Первое эссе, «Археология произведения искусства», открывает книгу с вопроса о судьбе произведения в современной культуре. Агамбен начинает не с эстетики, а с кризиса европейского отношения к прошлому. Европа, в его понимании, существует не прежде всего как политический или экономический проект, а как особый способ жить через работу с памятью, с наследием, с историей. Поэтому кризис университетов, музеев и искусства — это не частный культурный упадок, а симптом более глубокого разрыва между настоящим и прошлым. Вопрос «каково место искусства в настоящем?» переходит у него в вопрос о самом словосочетании «произведение искусства». Неясным становится не только «искусство», но и само «произведение», его «бытие-произведением». Здесь Агамбен разворачивает одну из центральных линий книги: современность не столько уничтожила искусство, сколько разрушила связь между произведением, творцом и творческой деятельностью.
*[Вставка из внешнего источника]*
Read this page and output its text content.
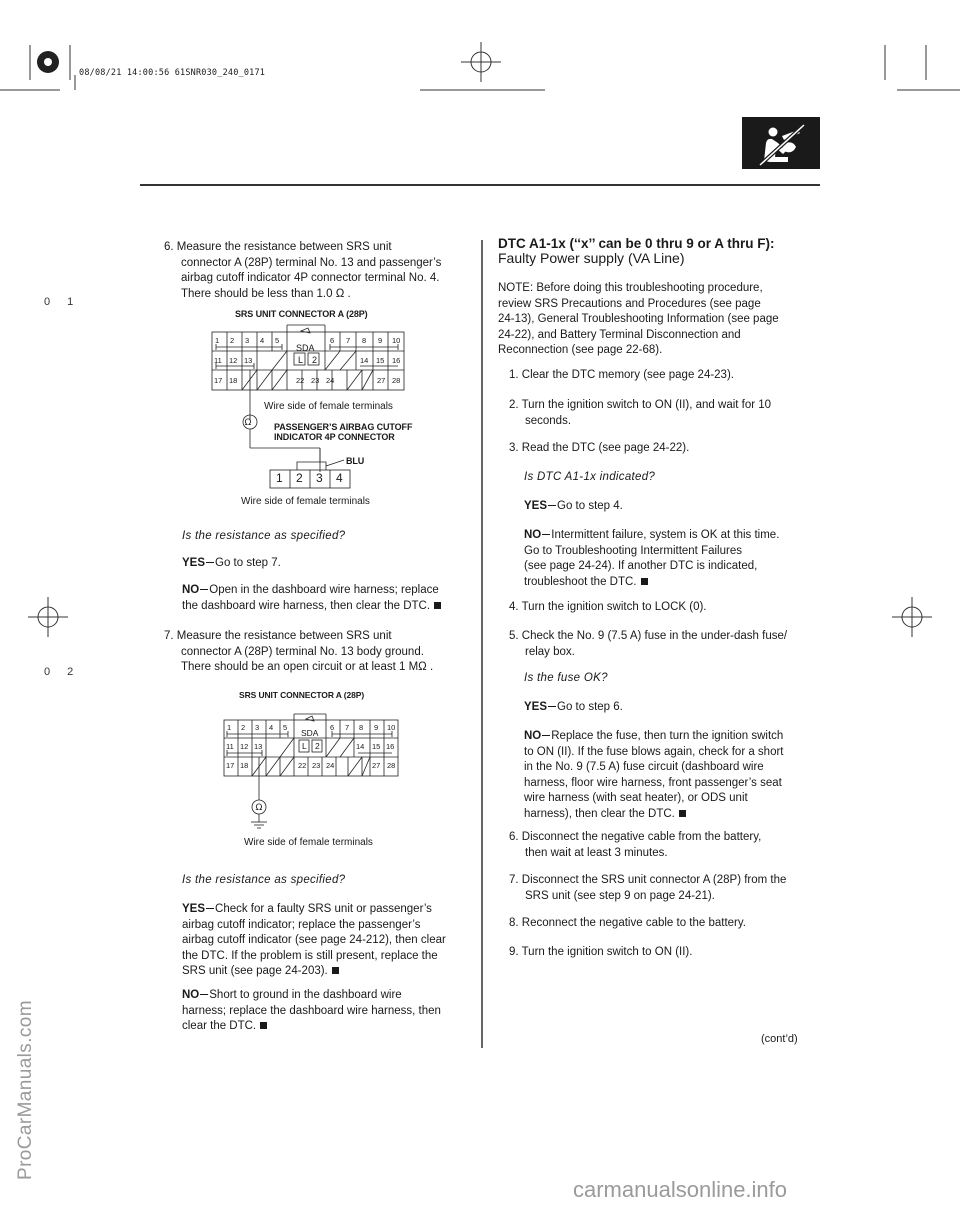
08/08/21 14:00:56 61SNR030_240_0171
0 1
0 2
ProCarManuals.com
carmanualsonline.info
6. Measure the resistance between SRS unit
connector A (28P) terminal No. 13 and passenger’s
airbag cutoff indicator 4P connector terminal No. 4.
There should be less than 1.0 Ω .
SRS UNIT CONNECTOR A (28P)
Ω
1 2 3 4 5
SDA
6 7 8 9 10
11 12 13	L 2	14 15 16
17 18	22 23 24	27 28
Wire side of female terminals
PASSENGER’S AIRBAG CUTOFF
INDICATOR 4P CONNECTOR
BLU
1 2 3 4
Wire side of female terminals
Is the resistance as specified?
YES Go to step 7.
NO Open in the dashboard wire harness; replace
the dashboard wire harness, then clear the DTC.
7. Measure the resistance between SRS unit
connector A (28P) terminal No. 13 body ground.
There should be an open circuit or at least 1 MΩ .
SRS UNIT CONNECTOR A (28P)
Ω
1 2 3 4 5
SDA
6 7 8 9 10
11 12 13	L 2	14 15 16
17 18	22 23 24	27 28
Wire side of female terminals
Is the resistance as specified?
YES Check for a faulty SRS unit or passenger’s
airbag cutoff indicator; replace the passenger’s
airbag cutoff indicator (see page 24-212), then clear
the DTC. If the problem is still present, replace the
SRS unit (see page 24-203).
NO Short to ground in the dashboard wire
harness; replace the dashboard wire harness, then
clear the DTC.
DTC A1-1x (‘‘x’’ can be 0 thru 9 or A thru F):
Faulty Power supply (VA Line)
NOTE: Before doing this troubleshooting procedure,
review SRS Precautions and Procedures (see page
24-13), General Troubleshooting Information (see page
24-22), and Battery Terminal Disconnection and
Reconnection (see page 22-68).
1. Clear the DTC memory (see page 24-23).
2. Turn the ignition switch to ON (II), and wait for 10
seconds.
3. Read the DTC (see page 24-22).
Is DTC A1-1x indicated?
YES Go to step 4.
NO Intermittent failure, system is OK at this time.
Go to Troubleshooting Intermittent Failures
(see page 24-24). If another DTC is indicated,
troubleshoot the DTC.
4. Turn the ignition switch to LOCK (0).
5. Check the No. 9 (7.5 A) fuse in the under-dash fuse/
relay box.
Is the fuse OK?
YES Go to step 6.
NO Replace the fuse, then turn the ignition switch
to ON (II). If the fuse blows again, check for a short
in the No. 9 (7.5 A) fuse circuit (dashboard wire
harness, floor wire harness, front passenger’s seat
wire harness (with seat heater), or ODS unit
harness), then clear the DTC.
6. Disconnect the negative cable from the battery,
then wait at least 3 minutes.
7. Disconnect the SRS unit connector A (28P) from the
SRS unit (see step 9 on page 24-21).
8. Reconnect the negative cable to the battery.
9. Turn the ignition switch to ON (II).
(cont’d)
В античной Греции, как он показывает через Аристотеля, художник или ремесленник понимался как technites, а его деятельность получала смысл в произведённой вещи. Energeia, осуществление, пребывала в ergon, в завершённом произведении. Дом содержал в себе строительство, ткань — ткачество, статуя — деятельность ваятеля. Поэтому творец не возвышался над произведением, напротив, его цель находилась вне его самого. В этом античном мире не было привычного нам культа художника как суверенного источника творческого акта.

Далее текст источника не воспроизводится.